Troisièmement, le New People’s Army n’était pas assez équipé pour combattre. Bien sûr, la guérilla communiste est capable de se débrouiller pour obtenir quelques fusils, mitrailleuses et mortiers venant du marché noir ou de transactions avec des soldats philippins, mais ce n’est pas suffisant. La majorité des armes avec lesquelles le NPA se bat proviennent des États-Unis. Bien qu’ils étaient contre le mouvement communiste, les Américains, avec leur accord d’armement établi avec les Philippins quelques années auparavant, se trouvent à encourager le mouvement. La Chine également contribue à leur équipement de combat au début des années 70. Par contre, vers 1975, Beijing, voulant améliorer ses relations avec l’Ouest, retire son appui à la lutte que mènent les Philippines et ne leur fournit plus aucune arme. Donc en plus d’être considéré illégal aux yeux du gouvernement des Philippines, le New People’s Army se retrouve avec quelques armes seulement pour lutter [8]. Ce manque de support engendre donc, vers 1980-1985, un déclin de ce groupe de guérilla. Ils perdent des soldats et des territoires [9].

Pour conclure, les combattants des guérillas ont sacrifié leurs vies pour la lutte. Pendant des années, ils ont vécu avec des paysans dans le but de faire grandir leur idéologie. Bien que la révolution menée par le New People’s Army ne fut pas un succès, il va sans dire que leurs actions amenèrent des transformations dans la vie des paysans qui vécurent avec ces troupes rebelles. Ils ont créé l’espérance d’un pays plus juste envers les classes soufrant de pauvreté. Aujourd’hui, bien que le parti communiste n’ait pas triomphé et que le New People’s Army soit tombé dans l’oubli, l’espoir d’une révolution repose toujours dans ce pays [10].

 

Références :

[1] : Jones, 1989, p. 6.

[2] : Chapman, 1987, p.25.

[3] : Bankoff & Weekley, 2002, p. 73.

[4] : Chapman, 1987, 214.

[5] : Gilbert Quimpo, 2008, p. 77.

[6] : Jones, 1989, p. 9.

[7] : Gilbert Quimpo, 2008, p. 69.

[8] : Chapman, 1987, p. 20.

[9] : Jones, 1989, p. 12.

[10] : Jones, 1989, p. 314.

 

Bibliographie :

Bankoff, Greg & Weekley, Kathleen. 2002. « Post-Colonial National Identity in the Philippines ». Burlington: Ashgate Publishing Company.

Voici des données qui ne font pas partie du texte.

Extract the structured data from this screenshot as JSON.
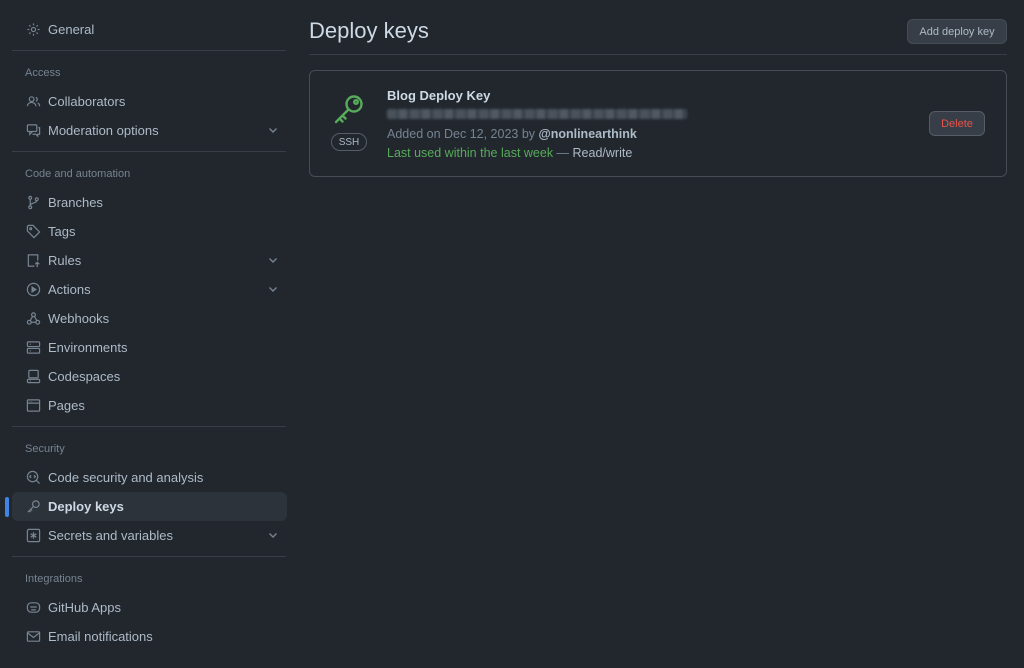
{
  "sidebar": {
    "general": "General",
    "access_head": "Access",
    "collaborators": "Collaborators",
    "moderation": "Moderation options",
    "code_head": "Code and automation",
    "branches": "Branches",
    "tags": "Tags",
    "rules": "Rules",
    "actions": "Actions",
    "webhooks": "Webhooks",
    "environments": "Environments",
    "codespaces": "Codespaces",
    "pages": "Pages",
    "security_head": "Security",
    "code_security": "Code security and analysis",
    "deploy_keys": "Deploy keys",
    "secrets": "Secrets and variables",
    "integrations_head": "Integrations",
    "github_apps": "GitHub Apps",
    "email_notifications": "Email notifications"
  },
  "main": {
    "title": "Deploy keys",
    "add_button": "Add deploy key",
    "key": {
      "badge": "SSH",
      "name": "Blog Deploy Key",
      "added_prefix": "Added on Dec 12, 2023 by",
      "added_by": "@nonlinearthink",
      "last_used": "Last used within the last week",
      "separator": " — ",
      "access": "Read/write",
      "delete_button": "Delete"
    }
  },
  "colors": {
    "background": "#22272e",
    "accent": "#4184e4",
    "success": "#57ab5a",
    "danger": "#e5534b"
  }
}
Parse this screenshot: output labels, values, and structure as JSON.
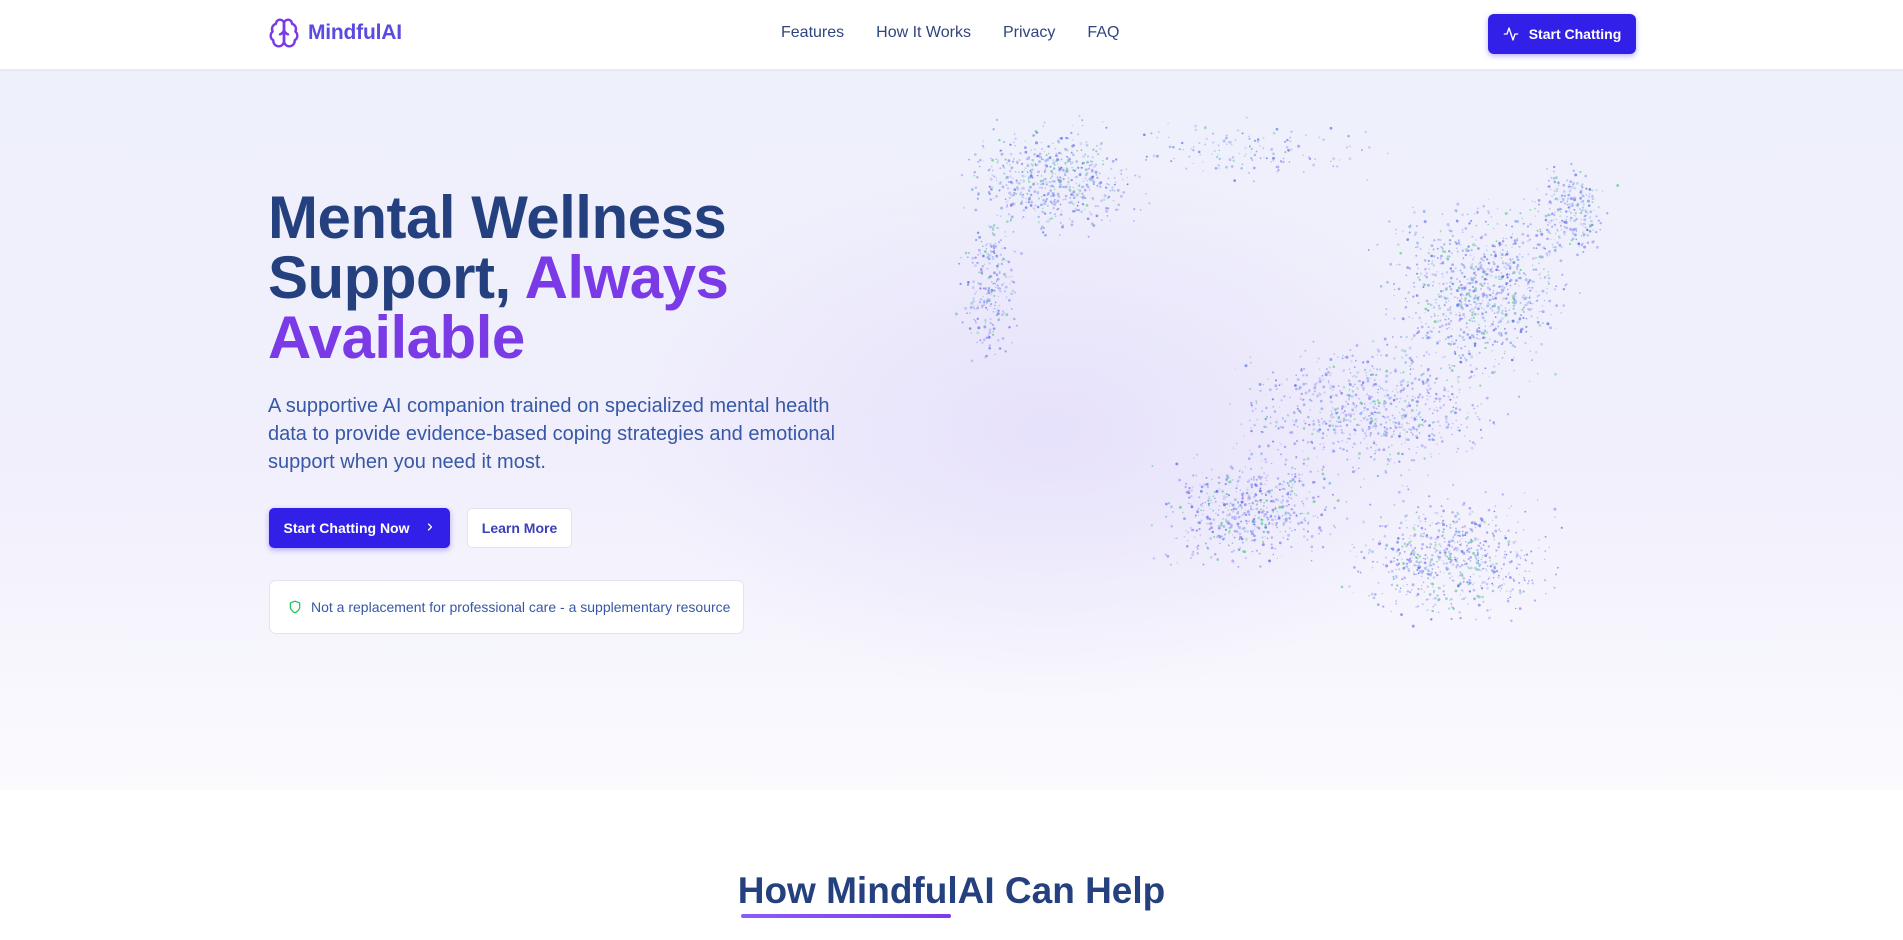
{
  "brand": {
    "name": "MindfulAI",
    "logo_icon": "brain-icon"
  },
  "nav": {
    "links": [
      "Features",
      "How It Works",
      "Privacy",
      "FAQ"
    ],
    "cta_label": "Start Chatting",
    "cta_icon": "activity-icon"
  },
  "hero": {
    "title_line1": "Mental Wellness",
    "title_line2_prefix": "Support, ",
    "title_line2_accent": "Always",
    "title_line3_accent": "Available",
    "description": "A supportive AI companion trained on specialized mental health data to provide evidence-based coping strategies and emotional support when you need it most.",
    "primary_button": "Start Chatting Now",
    "primary_button_icon": "chevron-right-icon",
    "secondary_button": "Learn More",
    "disclaimer": "Not a replacement for professional care - a supplementary resource",
    "disclaimer_icon": "shield-icon"
  },
  "section": {
    "title": "How MindfulAI Can Help"
  },
  "colors": {
    "primary": "#3320e8",
    "brand": "#5b4ae0",
    "heading": "#25407e",
    "accent": "#7a3ae6",
    "body_text": "#3658a6",
    "shield": "#22c55e"
  }
}
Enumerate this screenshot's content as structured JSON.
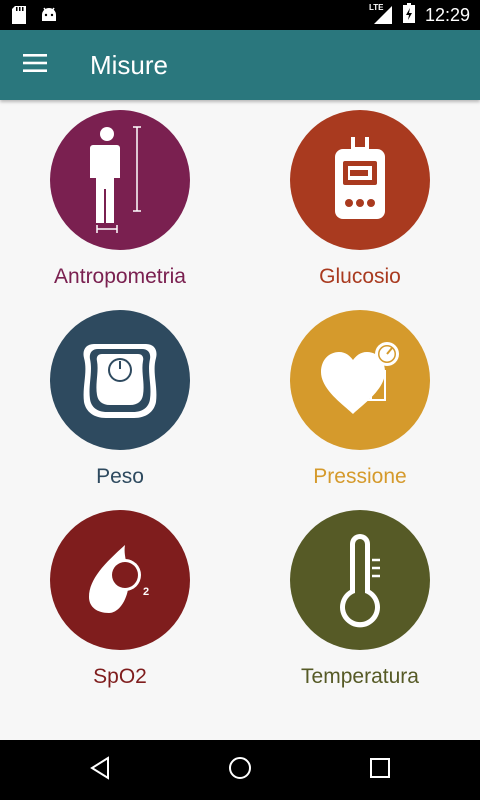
{
  "status_bar": {
    "network": "LTE",
    "time": "12:29"
  },
  "app_bar": {
    "title": "Misure",
    "menu_icon": "menu-icon"
  },
  "measures": [
    {
      "label": "Antropometria",
      "color": "#7a2050",
      "icon": "person-height-icon"
    },
    {
      "label": "Glucosio",
      "color": "#a93a1f",
      "icon": "glucometer-icon"
    },
    {
      "label": "Peso",
      "color": "#2e4a5f",
      "icon": "scale-icon"
    },
    {
      "label": "Pressione",
      "color": "#d59a2c",
      "icon": "blood-pressure-icon"
    },
    {
      "label": "SpO2",
      "color": "#7f1d1d",
      "icon": "oxygen-drop-icon"
    },
    {
      "label": "Temperatura",
      "color": "#565a26",
      "icon": "thermometer-icon"
    }
  ],
  "nav_bar": {
    "icons": [
      "back-icon",
      "home-icon",
      "recents-icon"
    ]
  }
}
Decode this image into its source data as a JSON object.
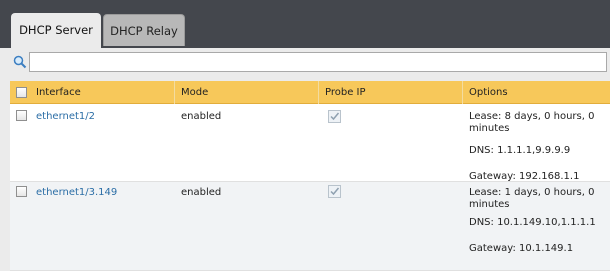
{
  "tabs": [
    {
      "label": "DHCP Server",
      "active": true
    },
    {
      "label": "DHCP Relay",
      "active": false
    }
  ],
  "search": {
    "placeholder": "",
    "value": ""
  },
  "table": {
    "columns": [
      "Interface",
      "Mode",
      "Probe IP",
      "Options"
    ],
    "rows": [
      {
        "interface": "ethernet1/2",
        "mode": "enabled",
        "probe_ip_checked": true,
        "lease": "Lease: 8 days, 0 hours, 0 minutes",
        "dns": "DNS: 1.1.1.1,9.9.9.9",
        "gateway": "Gateway: 192.168.1.1"
      },
      {
        "interface": "ethernet1/3.149",
        "mode": "enabled",
        "probe_ip_checked": true,
        "lease": "Lease: 1 days, 0 hours, 0 minutes",
        "dns": "DNS: 10.1.149.10,1.1.1.1",
        "gateway": "Gateway: 10.1.149.1"
      }
    ]
  },
  "colors": {
    "header_bg": "#f7c85a",
    "link": "#2c6ea6",
    "top_bar": "#44474d"
  }
}
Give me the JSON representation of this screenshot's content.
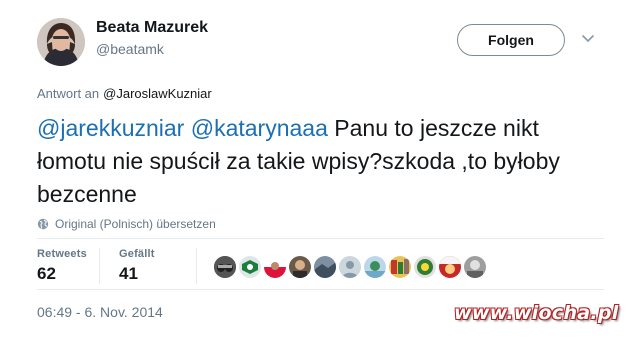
{
  "user": {
    "name": "Beata Mazurek",
    "handle": "@beatamk"
  },
  "follow_button": {
    "label": "Folgen"
  },
  "reply": {
    "prefix": "Antwort an",
    "to": "@JaroslawKuzniar"
  },
  "tweet": {
    "mention1": "@jarekkuzniar",
    "mention2": "@katarynaaa",
    "body": " Panu to jeszcze nikt łomotu nie spuścił za takie wpisy?szkoda ,to byłoby bezcenne"
  },
  "translate": {
    "label": "Original (Polnisch) übersetzen"
  },
  "stats": {
    "retweets_label": "Retweets",
    "retweets_count": "62",
    "likes_label": "Gefällt",
    "likes_count": "41"
  },
  "likers": [
    "avatar-1",
    "avatar-2",
    "avatar-3",
    "avatar-4",
    "avatar-5",
    "avatar-6",
    "avatar-7",
    "avatar-8",
    "avatar-9",
    "avatar-10",
    "avatar-11"
  ],
  "timestamp": "06:49 - 6. Nov. 2014",
  "watermark": "www.wiocha.pl",
  "colors": {
    "link": "#1b6fb3",
    "muted": "#657786",
    "text": "#14171a",
    "watermark_outline": "#b22222"
  }
}
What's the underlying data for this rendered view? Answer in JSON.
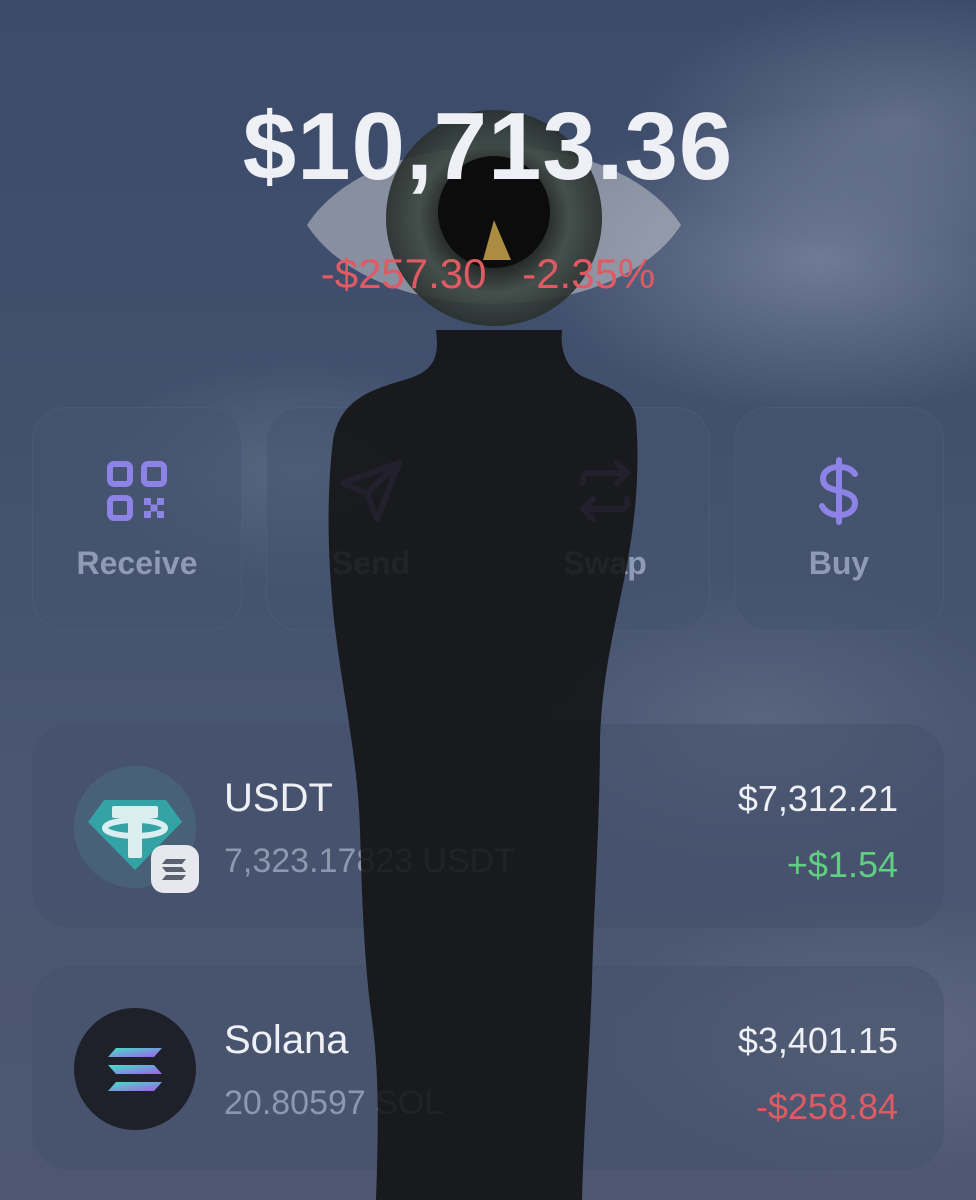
{
  "header": {
    "balance": "$10,713.36",
    "change_amount": "-$257.30",
    "change_percent": "-2.35%"
  },
  "actions": [
    {
      "label": "Receive",
      "icon": "qr-code-icon"
    },
    {
      "label": "Send",
      "icon": "send-arrow-icon"
    },
    {
      "label": "Swap",
      "icon": "swap-arrows-icon"
    },
    {
      "label": "Buy",
      "icon": "dollar-icon"
    }
  ],
  "tokens": [
    {
      "name": "USDT",
      "amount": "7,323.17823 USDT",
      "value": "$7,312.21",
      "pnl": "+$1.54",
      "pnl_direction": "up",
      "icon": "tether-logo-icon",
      "badge_icon": "solana-chain-badge-icon"
    },
    {
      "name": "Solana",
      "amount": "20.80597 SOL",
      "value": "$3,401.15",
      "pnl": "-$258.84",
      "pnl_direction": "down",
      "icon": "solana-logo-icon"
    }
  ],
  "colors": {
    "accent": "#8d82e6",
    "positive": "#5fcf80",
    "negative": "#e05a63",
    "card_bg": "#44506a"
  }
}
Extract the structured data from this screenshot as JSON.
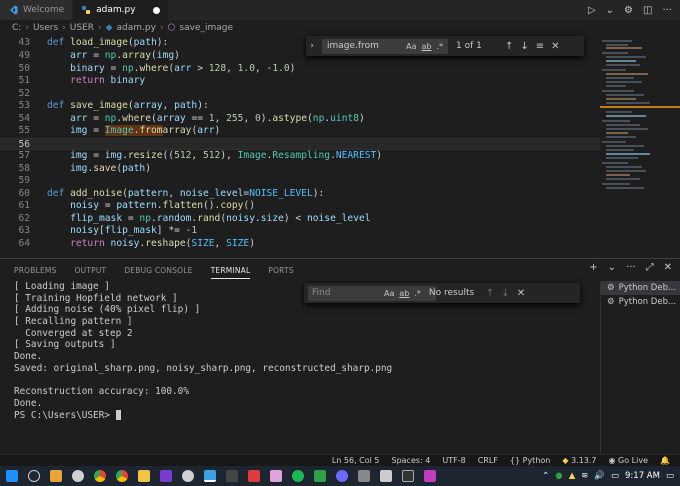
{
  "tabs": [
    {
      "label": "Welcome"
    },
    {
      "label": "adam.py"
    }
  ],
  "breadcrumb": [
    "C:",
    "Users",
    "USER",
    "adam.py",
    "save_image"
  ],
  "editor": {
    "lines": [
      {
        "n": "43",
        "text": "def load_image(path):"
      },
      {
        "n": "49",
        "text": "    arr = np.array(img)"
      },
      {
        "n": "50",
        "text": "    binary = np.where(arr > 128, 1.0, -1.0)"
      },
      {
        "n": "51",
        "text": "    return binary"
      },
      {
        "n": "52",
        "text": ""
      },
      {
        "n": "53",
        "text": "def save_image(array, path):"
      },
      {
        "n": "54",
        "text": "    arr = np.where(array == 1, 255, 0).astype(np.uint8)"
      },
      {
        "n": "55",
        "text": "    img = Image.fromarray(arr)"
      },
      {
        "n": "56",
        "text": ""
      },
      {
        "n": "57",
        "text": "    img = img.resize((512, 512), Image.Resampling.NEAREST)"
      },
      {
        "n": "58",
        "text": "    img.save(path)"
      },
      {
        "n": "59",
        "text": ""
      },
      {
        "n": "60",
        "text": "def add_noise(pattern, noise_level=NOISE_LEVEL):"
      },
      {
        "n": "61",
        "text": "    noisy = pattern.flatten().copy()"
      },
      {
        "n": "62",
        "text": "    flip_mask = np.random.rand(noisy.size) < noise_level"
      },
      {
        "n": "63",
        "text": "    noisy[flip_mask] *= -1"
      },
      {
        "n": "64",
        "text": "    return noisy.reshape(SIZE, SIZE)"
      }
    ]
  },
  "find_editor": {
    "query": "image.from",
    "count": "1 of 1",
    "opt_case": "Aa",
    "opt_word": "ab",
    "opt_regex": ".*"
  },
  "panel": {
    "tabs": [
      "PROBLEMS",
      "OUTPUT",
      "DEBUG CONSOLE",
      "TERMINAL",
      "PORTS"
    ]
  },
  "terminal": {
    "lines": [
      "[ Loading image ]",
      "[ Training Hopfield network ]",
      "[ Adding noise (40% pixel flip) ]",
      "[ Recalling pattern ]",
      "  Converged at step 2",
      "[ Saving outputs ]",
      "Done.",
      "Saved: original_sharp.png, noisy_sharp.png, reconstructed_sharp.png",
      "",
      "Reconstruction accuracy: 100.0%",
      "Done.",
      "PS C:\\Users\\USER> "
    ]
  },
  "find_terminal": {
    "placeholder": "Find",
    "count": "No results",
    "opt_case": "Aa",
    "opt_word": "ab",
    "opt_regex": ".*"
  },
  "term_list": [
    "Python Deb...",
    "Python Deb..."
  ],
  "status": {
    "position": "Ln 56, Col 5",
    "spaces": "Spaces: 4",
    "encoding": "UTF-8",
    "eol": "CRLF",
    "language": "Python",
    "version": "3.13.7",
    "golive": "Go Live"
  },
  "taskbar": {
    "time": "9:17 AM"
  }
}
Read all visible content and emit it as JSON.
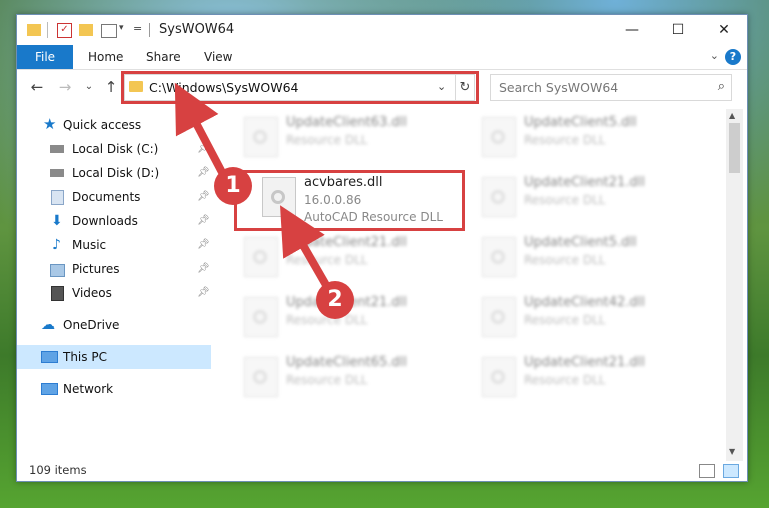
{
  "window": {
    "title": "SysWOW64",
    "controls": {
      "minimize": "—",
      "maximize": "☐",
      "close": "✕"
    }
  },
  "ribbon": {
    "tabs": [
      "File",
      "Home",
      "Share",
      "View"
    ],
    "help": "?",
    "collapse": "⌄"
  },
  "addressbar": {
    "path": "C:\\Windows\\SysWOW64",
    "dropdown": "⌄",
    "refresh": "↻"
  },
  "search": {
    "placeholder": "Search SysWOW64",
    "icon": "search-icon"
  },
  "nav_buttons": {
    "back": "←",
    "forward": "→",
    "recent": "⌄",
    "up": "↑"
  },
  "sidebar": {
    "items": [
      {
        "label": "Quick access",
        "icon": "star-icon",
        "color": "#1979ca"
      },
      {
        "label": "Local Disk (C:)",
        "icon": "disk-icon",
        "color": "#6b6b6b",
        "pinned": true
      },
      {
        "label": "Local Disk (D:)",
        "icon": "disk-icon",
        "color": "#6b6b6b",
        "pinned": true
      },
      {
        "label": "Documents",
        "icon": "documents-icon",
        "color": "#8aa6c8",
        "pinned": true
      },
      {
        "label": "Downloads",
        "icon": "download-icon",
        "color": "#1979ca",
        "pinned": true
      },
      {
        "label": "Music",
        "icon": "music-icon",
        "color": "#1979ca",
        "pinned": true
      },
      {
        "label": "Pictures",
        "icon": "pictures-icon",
        "color": "#6a96c2",
        "pinned": true
      },
      {
        "label": "Videos",
        "icon": "videos-icon",
        "color": "#444444",
        "pinned": true
      },
      {
        "label": "OneDrive",
        "icon": "cloud-icon",
        "color": "#1979ca"
      },
      {
        "label": "This PC",
        "icon": "pc-icon",
        "color": "#2d7dd2",
        "selected": true
      },
      {
        "label": "Network",
        "icon": "network-icon",
        "color": "#2d7dd2"
      }
    ]
  },
  "files": {
    "highlighted": {
      "name": "acvbares.dll",
      "version": "16.0.0.86",
      "type": "AutoCAD Resource DLL"
    },
    "blurred": [
      {
        "name": "UpdateClient63.dll",
        "type": "Resource DLL"
      },
      {
        "name": "UpdateClient5.dll",
        "type": "Resource DLL"
      },
      {
        "name": "UpdateClient21.dll",
        "type": "Resource DLL"
      },
      {
        "name": "UpdateClient21.dll",
        "type": "Resource DLL"
      },
      {
        "name": "UpdateClient5.dll",
        "type": "Resource DLL"
      },
      {
        "name": "UpdateClient21.dll",
        "type": "Resource DLL"
      },
      {
        "name": "UpdateClient42.dll",
        "type": "Resource DLL"
      },
      {
        "name": "UpdateClient65.dll",
        "type": "Resource DLL"
      },
      {
        "name": "UpdateClient21.dll",
        "type": "Resource DLL"
      }
    ]
  },
  "status": {
    "count": "109 items"
  },
  "annotations": {
    "step1": "1",
    "step2": "2",
    "color": "#d74141"
  }
}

Chapman, William. 1987. « Inside the Philippine Revolution ». New York: W. W. Norton & Company.

Fuller, Ken. 2011. « A movement divided : Philippine communism, 1957-1986 ». Diliman, Quezon City: The University of the Philippines Press.

Gilbert Quimpo, Nathan. 2008. « Contested Democracy and the Left in the Philippines after Marcos ». New Haven: Yale University Southeast Asia Studies.

Jones, R. Gregg. 1989. « Red Revolution: inside the Philippine Guerrilla movement ». London: Westview Press.

Pye, Lucian W. 1956. « Guerilla Communism in Malaya: its social and political meaning ». London: Oxford University Press.